她有很多话要跟姜喜说,比如她很爱很爱她,那天她只听到了她选择新的家庭,却没有听到她的后半段话。
原话是,可是如果喜儿遇到了非常非常危险的事,我愿意用我的家庭去换。
还有很多很多,她以前想说,却一直没有说出口的亏欠。
谭雯毕竟缺了姜喜几乎所有的童年。
她并没有尽到一个母亲该有的责任。
-
向径和姜之寒两个人站在门外。
谁也没有开口说话。
姜之寒的脸上还挂了彩,受伤的痕迹还没有完全好透。但这并不否认他的俊朗。
向径点了一支烟。
姜之寒冷冷道:“我其实该在第一次见到你时,就不应该找了你的道,退出去。”
虽然是姜喜开口,背后故意挑拨他跟姜喜关系的,想也不用想,就知道肯定是向径。
向径来姜家的第一天,姜喜虽然围着他打转,但关系还是要跟姜之寒好一点。
姜之寒道:“那个时候,你就未雨绸缪,我是不是该夸你,好心机好城府?”
向径嘴里的烟头随着他说话的动作,起起落落,上面的星火也一下一下的明明灭灭。
他笑了笑,散漫,似乎是开玩笑:“那个时候,我单纯是因为嫉妒。”
姜之寒不信,不信都写在了脸上。
只是嫉妒,还要故意疏远姜喜?真要是嫉妒,在得到了以后,不是应该要好好守着,好好珍藏,再或者来他这个“前任”面前显摆?
不论哪一点,向径都没有做到。
向径扯了扯嘴角,没有再说话。
两个继续站着,一直站到了谭雯出来。
“你们谁有话跟喜儿说的,进屋吧。”她淡淡的说,疲倦,累极。
姜之寒走了进去,向径却没有动。
他只在玻璃窗外看着,一直到看见姜之寒俯身在她额头落下一吻,目光才闪烁了一下。
姜之寒偏头,看了他一眼。
在他的方向看去,向径西装笔挺,五官英俊,只是脸上并没有多余的表情。
姜之寒不知道说到什么了,一直在对姜喜笑,那样温柔,仿佛从来不是一个冷漠的人。
向径知道,姜之寒喜欢姜喜。
转念一想,自己也不是个专情的人,可是在她面前的表现,却似乎深爱她一人。
向径跟其他人接吻,似乎都没有过。
这天向径没有进去,他投入到繁忙的工作中,一连拿下几单漂亮的生意,如今实权在握,他更加肆无忌惮,手段也越发了得。

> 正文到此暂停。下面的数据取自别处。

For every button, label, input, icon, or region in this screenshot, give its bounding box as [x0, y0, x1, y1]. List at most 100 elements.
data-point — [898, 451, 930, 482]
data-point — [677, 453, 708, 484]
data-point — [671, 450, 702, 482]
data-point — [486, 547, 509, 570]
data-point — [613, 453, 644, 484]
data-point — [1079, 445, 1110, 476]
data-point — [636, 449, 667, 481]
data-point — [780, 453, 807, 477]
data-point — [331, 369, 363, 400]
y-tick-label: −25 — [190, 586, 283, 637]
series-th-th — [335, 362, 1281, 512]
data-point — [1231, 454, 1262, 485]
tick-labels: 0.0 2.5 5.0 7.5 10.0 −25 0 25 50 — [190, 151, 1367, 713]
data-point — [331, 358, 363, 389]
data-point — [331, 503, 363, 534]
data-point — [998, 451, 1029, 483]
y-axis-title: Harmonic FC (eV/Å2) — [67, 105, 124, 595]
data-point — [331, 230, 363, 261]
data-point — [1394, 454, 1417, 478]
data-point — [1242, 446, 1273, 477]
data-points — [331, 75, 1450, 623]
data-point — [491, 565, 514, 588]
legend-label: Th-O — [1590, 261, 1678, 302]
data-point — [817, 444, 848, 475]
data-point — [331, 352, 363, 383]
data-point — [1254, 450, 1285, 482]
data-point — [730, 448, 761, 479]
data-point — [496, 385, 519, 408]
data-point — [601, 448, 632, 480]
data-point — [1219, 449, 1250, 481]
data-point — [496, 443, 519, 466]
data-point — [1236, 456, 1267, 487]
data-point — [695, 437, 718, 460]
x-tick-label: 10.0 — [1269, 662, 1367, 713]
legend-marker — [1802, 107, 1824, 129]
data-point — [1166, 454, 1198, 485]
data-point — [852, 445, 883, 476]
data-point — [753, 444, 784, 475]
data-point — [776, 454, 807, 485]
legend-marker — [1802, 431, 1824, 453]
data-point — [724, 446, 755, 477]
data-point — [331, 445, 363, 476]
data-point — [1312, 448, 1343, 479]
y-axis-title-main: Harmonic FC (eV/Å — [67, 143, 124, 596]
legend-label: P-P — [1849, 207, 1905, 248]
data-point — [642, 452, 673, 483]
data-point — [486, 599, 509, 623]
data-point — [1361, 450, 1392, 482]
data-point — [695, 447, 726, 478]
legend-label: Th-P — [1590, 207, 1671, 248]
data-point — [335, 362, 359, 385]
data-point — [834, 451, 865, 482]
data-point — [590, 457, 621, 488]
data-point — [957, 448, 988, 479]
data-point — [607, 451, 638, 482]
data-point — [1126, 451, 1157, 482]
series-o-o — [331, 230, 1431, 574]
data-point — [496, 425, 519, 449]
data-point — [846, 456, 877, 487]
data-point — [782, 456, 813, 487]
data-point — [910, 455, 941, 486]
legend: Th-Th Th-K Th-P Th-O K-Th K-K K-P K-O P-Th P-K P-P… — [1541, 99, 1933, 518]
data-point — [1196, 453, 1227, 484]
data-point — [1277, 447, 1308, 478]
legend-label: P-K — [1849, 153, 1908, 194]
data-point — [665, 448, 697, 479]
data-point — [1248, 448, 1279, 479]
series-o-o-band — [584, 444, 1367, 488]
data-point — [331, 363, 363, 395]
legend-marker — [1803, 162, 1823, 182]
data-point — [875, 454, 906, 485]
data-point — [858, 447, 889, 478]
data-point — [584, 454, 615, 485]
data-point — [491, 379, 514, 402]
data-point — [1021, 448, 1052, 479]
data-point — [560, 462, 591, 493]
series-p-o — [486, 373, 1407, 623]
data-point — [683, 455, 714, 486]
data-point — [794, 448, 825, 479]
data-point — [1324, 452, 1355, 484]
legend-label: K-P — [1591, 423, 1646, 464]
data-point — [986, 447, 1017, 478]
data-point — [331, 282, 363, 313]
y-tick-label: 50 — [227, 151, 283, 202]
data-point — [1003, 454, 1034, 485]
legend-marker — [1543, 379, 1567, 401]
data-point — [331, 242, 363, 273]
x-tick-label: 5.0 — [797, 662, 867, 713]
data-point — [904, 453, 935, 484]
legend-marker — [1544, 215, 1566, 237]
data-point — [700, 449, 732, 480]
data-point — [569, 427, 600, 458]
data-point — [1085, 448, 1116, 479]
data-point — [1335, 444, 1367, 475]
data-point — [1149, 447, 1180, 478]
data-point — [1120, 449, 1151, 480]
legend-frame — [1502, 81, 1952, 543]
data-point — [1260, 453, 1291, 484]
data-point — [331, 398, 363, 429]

姜之寒冷笑,他就知道他没几分心思花在姜喜身上。他真正爱的,是恒央。
而向径在他得出结论时,正好和别人聊得开心。
一直到某一天,赵文凯打电话过来说,他想看看姜喜。
向径似乎这才想起,还有个“昏睡”的妻子在医院里。
他说:“不行。”
赵文凯不行。
当天他自己却抽空过去。
谭雯不在,姜之寒也不在。
向径走到姜喜身边,这次没有走近她,漫不经心的说:“不管我威胁你,还是哄你,你都不愿意醒过来。那你想要什么?”
她瘦了更多了,小小的一个。
“想跟姜之寒走?”他没什么语气的说,“如果你能醒过来,要跟他走,我不阻止你。”
他也只留下这么一句话。
向径说:“我走了。”
可是他在转过身以后,还是在原地站了很久很久。最后回头看了一眼,小姑娘还是安安静静的睡着,并没有任何反应。
往后的日子还是这么过。
向径不太自在,总觉得少了点什么。可是具体是什么,他说不上来。
直到有一天,他进浴室洗漱,看见了姜喜粉丝的牙杯。
牙杯上都落了点灰尘。
他盯着牙杯出神了好久,然后打开水龙头,把牙杯清洗得干干净净。
姜喜的是粉色的,他的是蓝色的。
不过买的人,是姜家那位娇气的大小姐。
向径在洗漱完后,去了客厅,又看到成双成对的拖鞋。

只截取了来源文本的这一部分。